Third grade was basically dead as far as thinking of new ideas for my life. However, I changed my goals yet again when I loosened into the idea of being a future racecar driver, and I still have no idea why or how I planned on reaching this goal. Even so, I eventually put all my gusto into this scheme just as I had done for the others. Fourth grade, on the other hand, brought on an epidemic of curiosity remedied only by the “Medical Years,” which were the subsequent years of my interest in being a doctor or other medical professional. This consisted of me exploring an immense number of options in the medical field after a nurse came and talked to our class at Career Day. I had not narrowed it down yet, but I wanted to be something between a cruise line nurse on a ship and a doctor venturing to aid poverty-stricken jungle people. As soon as I had one medical job picked out, I’d discover another with more pizzazz and would run towards that instead. The ferocious pattern of changing my mind for something totally opposite was continuing and was evidently infinite.
Another instance of a career grouping was brought on during the home stretch of that year and lasted slightly into middle school while overlapping with the Medical Years. It was known as my “Creative/Artistic Phase” (or at least, an attempt at being artsy).
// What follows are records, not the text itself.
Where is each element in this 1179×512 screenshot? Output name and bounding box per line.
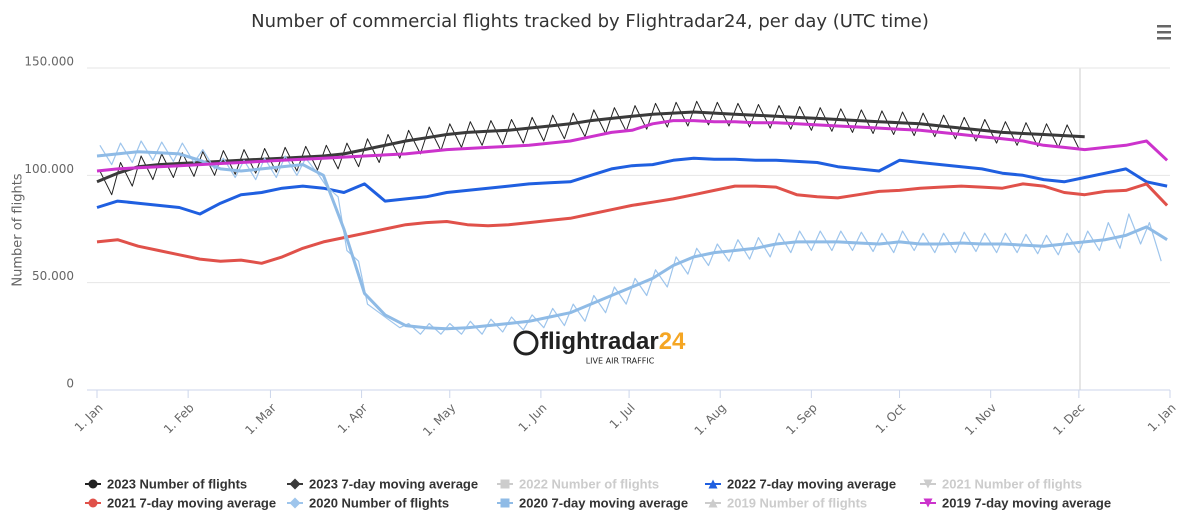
x-tick-label: 1. Nov xyxy=(962,401,999,438)
legend-label[interactable]: 2023 Number of flights xyxy=(107,476,247,491)
series-line xyxy=(99,140,1162,335)
legend-symbol xyxy=(88,498,98,508)
watermark-main: flightradar xyxy=(540,328,659,355)
legend-label[interactable]: 2022 7-day moving average xyxy=(727,476,896,491)
series-line xyxy=(96,156,1168,216)
x-tick-label: 1. Jan xyxy=(1145,401,1179,435)
legend-symbol xyxy=(500,479,510,489)
y-tick-label: 50.000 xyxy=(32,269,74,283)
legend-symbol xyxy=(88,479,98,489)
x-tick-label: 1. Apr xyxy=(335,401,370,436)
x-tick-label: 1. Dec xyxy=(1050,401,1087,438)
y-axis-label: Number of flights xyxy=(11,173,26,286)
watermark-logo xyxy=(513,330,539,356)
legend-label[interactable]: 2019 7-day moving average xyxy=(942,495,1111,510)
series-line xyxy=(96,110,1085,184)
legend-label[interactable]: 2020 7-day moving average xyxy=(519,495,688,510)
watermark: flightradar24 LIVE AIR TRAFFIC xyxy=(513,328,686,366)
y-tick-label: 150.000 xyxy=(24,55,74,69)
watermark-text: flightradar24 xyxy=(540,328,686,355)
x-tick-label: 1. Sep xyxy=(783,401,820,438)
series-line xyxy=(96,119,1169,173)
x-tick-label: 1. Mar xyxy=(242,401,279,438)
watermark-num: 24 xyxy=(659,328,686,355)
menu-icon[interactable] xyxy=(1157,25,1171,40)
legend-symbol xyxy=(708,498,718,508)
legend-label[interactable]: 2019 Number of flights xyxy=(727,495,867,510)
x-tick-label: 1. Aug xyxy=(692,401,729,438)
y-tick-label: 100.000 xyxy=(24,162,74,176)
x-tick-label: 1. Jun xyxy=(516,401,550,435)
legend-label[interactable]: 2022 Number of flights xyxy=(519,476,659,491)
legend-symbol xyxy=(923,479,933,489)
x-tick-label: 1. May xyxy=(420,401,458,439)
x-tick-label: 1. Jul xyxy=(607,401,638,432)
legend-label[interactable]: 2023 7-day moving average xyxy=(309,476,478,491)
legend-symbol xyxy=(500,498,510,508)
menu-bar xyxy=(1157,31,1171,34)
watermark-sub: LIVE AIR TRAFFIC xyxy=(586,357,655,366)
legend-label[interactable]: 2021 Number of flights xyxy=(942,476,1082,491)
x-tick-label: 1. Jan xyxy=(72,401,106,435)
x-tick-label: 1. Oct xyxy=(873,400,909,436)
menu-bar xyxy=(1157,25,1171,28)
series-line xyxy=(96,182,1169,265)
legend-symbol xyxy=(289,497,301,509)
legend-symbol xyxy=(708,479,718,489)
series-line xyxy=(96,150,1168,331)
series-line xyxy=(99,100,1080,196)
legend-label[interactable]: 2020 Number of flights xyxy=(309,495,449,510)
menu-bar xyxy=(1157,37,1171,40)
legend-symbol xyxy=(923,498,933,508)
x-tick-label: 1. Feb xyxy=(161,401,197,437)
legend-label[interactable]: 2021 7-day moving average xyxy=(107,495,276,510)
y-tick-label: 0 xyxy=(66,377,74,391)
chart-title: Number of commercial flights tracked by … xyxy=(251,11,929,32)
legend-symbol xyxy=(289,478,301,490)
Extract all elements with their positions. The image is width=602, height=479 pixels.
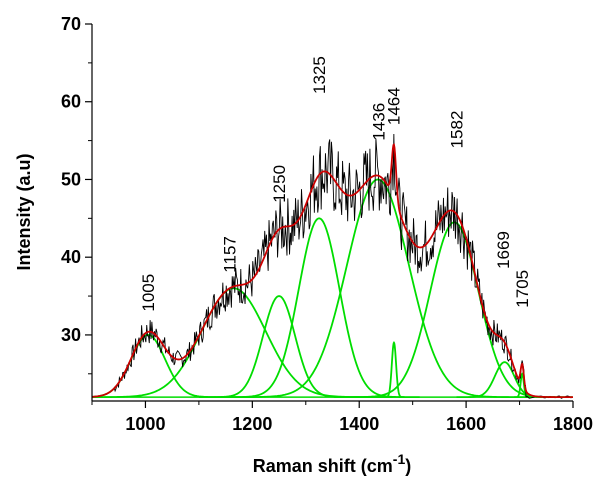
peak-label-1325: 1325: [310, 56, 329, 94]
x-tick-label-1000: 1000: [125, 414, 165, 434]
peak-label-1157: 1157: [220, 236, 239, 273]
component-peak-1672: [456, 361, 553, 399]
component-peak-1165: [92, 287, 394, 399]
y-tick-label-30: 30: [61, 325, 81, 345]
y-tick-label-70: 70: [61, 14, 81, 34]
axes: [91, 24, 573, 402]
y-ticks: 30 40 50 60 70: [61, 14, 92, 375]
cumulative-fit: [91, 143, 573, 399]
x-axis-title-main: Raman shift (cm: [253, 456, 393, 476]
component-peak-1435: [222, 178, 532, 399]
peak-label-1464: 1464: [384, 87, 403, 125]
peak-label-1250: 1250: [270, 165, 289, 203]
peak-label-1005: 1005: [139, 274, 158, 312]
y-axis-title: Intensity (a.u): [14, 153, 34, 270]
cumulative-fit-line: [91, 143, 573, 399]
x-tick-label-1200: 1200: [232, 414, 272, 434]
x-ticks: 1000 1200 1400 1600 1800: [91, 401, 593, 434]
y-tick-label-40: 40: [61, 247, 81, 267]
peak-label-1582: 1582: [448, 111, 467, 149]
peak-label-1669: 1669: [494, 231, 513, 269]
component-peak-1578: [334, 221, 573, 399]
x-tick-label-1400: 1400: [339, 414, 379, 434]
x-tick-label-1600: 1600: [446, 414, 486, 434]
x-tick-label-1800: 1800: [553, 414, 593, 434]
x-axis-title-sup: -1: [393, 451, 406, 467]
y-tick-label-50: 50: [61, 169, 81, 189]
fit-components: [91, 178, 573, 399]
peak-label-1436: 1436: [370, 103, 389, 141]
peak-label-1705: 1705: [513, 270, 532, 308]
x-axis-title-end: ): [405, 456, 411, 476]
component-peak-1325: [217, 217, 420, 399]
x-axis-title: Raman shift (cm-1): [253, 451, 411, 476]
y-tick-label-60: 60: [61, 92, 81, 112]
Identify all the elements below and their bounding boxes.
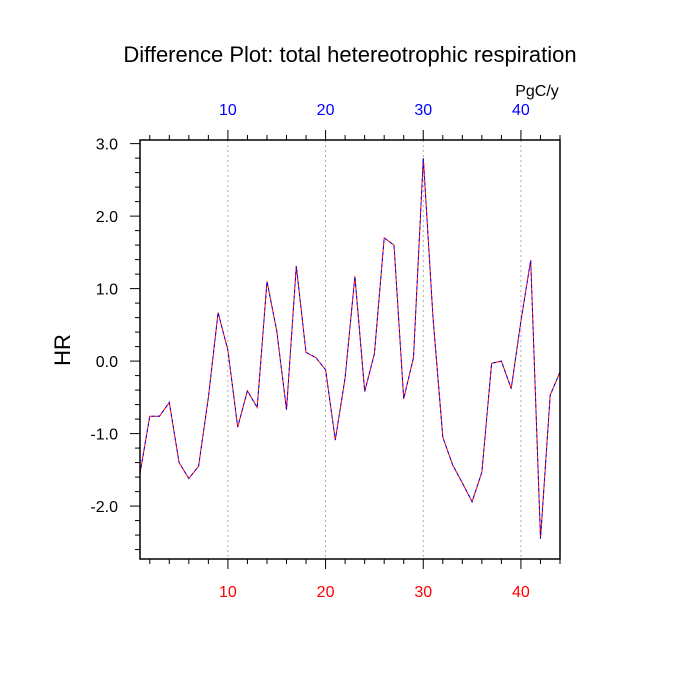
x-tick-label-bottom: 30: [414, 584, 432, 601]
y-tick-label: 1.0: [96, 282, 118, 299]
y-tick-label: 0.0: [96, 354, 118, 371]
y-tick-label: 3.0: [96, 137, 118, 154]
units-label: PgC/y: [515, 83, 559, 100]
y-tick-label: -1.0: [90, 427, 118, 444]
x-tick-label-top: 30: [414, 102, 432, 119]
x-tick-label-top: 10: [219, 102, 237, 119]
x-tick-label-bottom: 20: [317, 584, 335, 601]
label-layer: 3.0 2.0 1.0 0.0 -1.0 -2.0 10 10 20 20 30 30 40 40: [90, 102, 530, 601]
plot-frame: [139, 139, 561, 560]
series-line-blue: [139, 158, 561, 539]
y-tick-label: -2.0: [90, 499, 118, 516]
y-tick-label: 2.0: [96, 209, 118, 226]
x-tick-label-top: 40: [512, 102, 530, 119]
series-line-red: [139, 158, 561, 539]
axis-layer: [130, 130, 561, 569]
x-tick-label-bottom: 40: [512, 584, 530, 601]
y-axis-label: HR: [50, 334, 75, 366]
x-tick-label-bottom: 10: [219, 584, 237, 601]
series-layer: [139, 158, 561, 539]
x-tick-label-top: 20: [317, 102, 335, 119]
chart-title: Difference Plot: total hetereotrophic re…: [123, 42, 576, 67]
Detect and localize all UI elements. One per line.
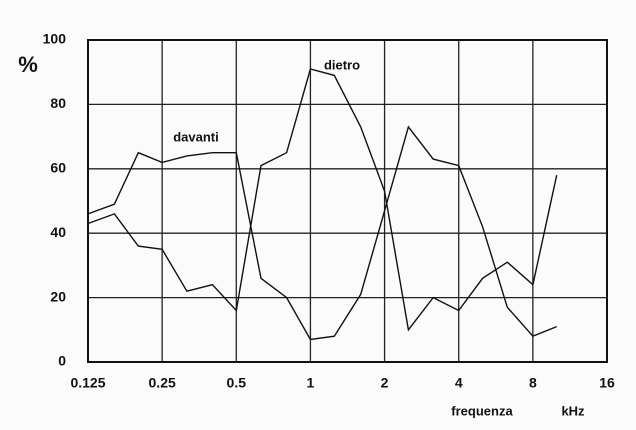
- y-tick-label: 40: [50, 224, 66, 240]
- x-tick-label: 8: [529, 375, 537, 391]
- x-tick-label: 0.5: [227, 375, 247, 391]
- plot-frame: [87, 39, 608, 363]
- x-tick-label: 2: [381, 375, 389, 391]
- x-tick-label: 0.125: [70, 375, 105, 391]
- series-line: [87, 68, 558, 332]
- series-label: davanti: [173, 129, 219, 144]
- x-tick-label: 4: [455, 375, 463, 391]
- series-label: dietro: [324, 57, 360, 72]
- y-tick-label: 100: [43, 31, 67, 47]
- y-axis-label: %: [18, 52, 38, 77]
- y-tick-label: 20: [50, 288, 66, 304]
- x-tick-label: 1: [307, 375, 315, 391]
- x-axis-label: frequenza: [451, 403, 513, 418]
- x-tick-label: 0.25: [149, 375, 176, 391]
- series-line: [87, 125, 557, 341]
- x-axis-unit: kHz: [561, 403, 585, 418]
- y-tick-label: 60: [50, 160, 66, 176]
- y-tick-label: 80: [50, 95, 66, 111]
- x-tick-label: 16: [599, 375, 615, 391]
- y-tick-label: 0: [58, 353, 66, 369]
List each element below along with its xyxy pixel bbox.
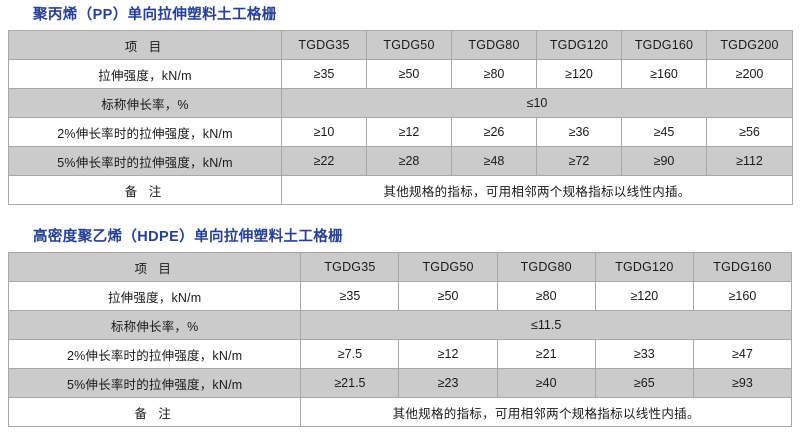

In no particular order and in various combinations, I indulged in thoughts of being a clay bead and sculpture artist while I experimented with various brands of clay, a dessert chef who designed the presentation of fancy dishes with the use of drizzled chocolate, a photographer, and a full time scrapbook maker and supplies dealer. In the last mentioned career I was seriously dedicated. I had all of the brochures on how to become a scrapbook consultant and I was really hoping to begin this career by about 11 years of age. My thought process was that it would begin as an after school job and build up from there. In addition to these newfound careers, the interior designer in me was also resurrected and was supplemented with redesign T.V. shows like “Trading Spaces.” I altered my thinking so many times on the subject of my future that all of these interests and ideas started running together in my head. I wanted to do them all at once! Of course, I could not, so I had to keep adjusting my desired career choice. Instead of worrying about which choice I should pursue, I remember thinking, “hey, if none of this works out I can always just go to med school.” So that settled any doubts as I coasted into my future that has since become the present, and now the past.
Right now, I still don’t know exactly what I will do or become, and I have realized that I didn’t actually know back then, either. I do know that I want to be as far away from ice-skating, paleontology, and everything in between as possible. These big, motivated intentions and plans throughout my young life really got me nowhere. I guess you could say my preschool and childhood dreams were crushed, but this is probably for my own good. Even still, I’m glad I got to experience so many interests in different areas. Who knows, maybe this, in some small way, made a positive impression on the person I am today. After all ambition, in smaller servings, can at times be very good.